そうした愚鈍とも言える営為は、しかし木という複雑な繊維細胞を有する天然有機素材へ向かう者としてこの樹木への畏敬を暗黙の了解とする心がけの1つであるに過ぎない。
このブラックチェリーは樺への鉋掛けとは異なり、過度の緊張を強いられることなく素直にそうしたことへ向かうことができるという意味では木工職人との親和性が高いとも言えるだろう。

ブラックチェリー (『世界の木材200種』須藤彰司 著 産調出版 より)
Black cherry、Cherry 学名:Prunus serotina バラ科
気乾比重:0.56 やや重厚 肌目は精、木理は通直。乾燥後は安定
切削などの加工は容易で仕上がり面はよい。
日本産サクラ類同様、ピスフレックという障害の組織が点々とみられる。ときには粘液状の物質をためていつ小さなポケットがでる。
用途:材面が独特の美しさをもつので、家具、キャビネット、楽器、銃床(ブラックウォールナットに次いで好まれている)、タバコのパイプなどに使われることが知られている。ハムの燻製の材料として使われる。

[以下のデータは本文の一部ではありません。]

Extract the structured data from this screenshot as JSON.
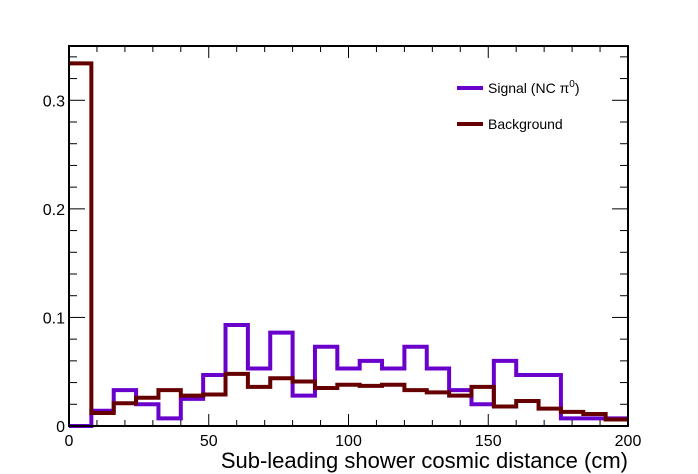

比重においては樺が0.6〜0.78というから、ブラックチェリーが如何に軽軟であるかが判るが、しかし広葉樹種では中庸であろう。過度に軽軟というものではない。
樺ばかり扱ってきた者からすれば‥、という感想にすぎない。
部位によっては緑色の縞が表れたりもして、豊かな表情を見せてくれる。
ミネソタからテキサス、フロリダからグァテマラ、ボリビアまで広汎に分布するというので、アメリカでは古くから最も馴染みのある家具材として使われてきている。
シェーカー家具にはメイプルと並んで欠かせない樹種だ。

鉋イラスト

今回の材は、その製材を遡ること5年ほど前に、友人の木工家からフリッチのチェリーがかなりまとまった量であるのだけど、一緒に買ってくれないか、との依頼で4インチ上の乾燥チェリー材1バンドルを入手したのだった。
しかしフリッチ材だけではなかなか使うこともなく倉庫に眠るに任せるままになっていたものだ。
そこで世話になっている材木屋の亭主に原木を探してもらい購入し、キャビネット用に丸太から製材したものだった。
最初のフリッチ材とは若干色目は違うものの、こうして刃物をあててみれば、期待以上の良材だったというわけである。
ところで、板指しであるが、この雨で、組み手が合わなくなってしまった。
甲板に比較して、帆立側が狭くなっている(逆か‥‥甲板が湿潤な大気で膨潤しちゃった)。
ちょっと暫く、甲板を乾燥した大気で湿気を抜かないと組む時に割れるね。
弱り目に祟り目だ。アチャッ〜。
明日は晴れ上がるというので、乾燥した大気に触れさせれば組み手も合ってくるだろう。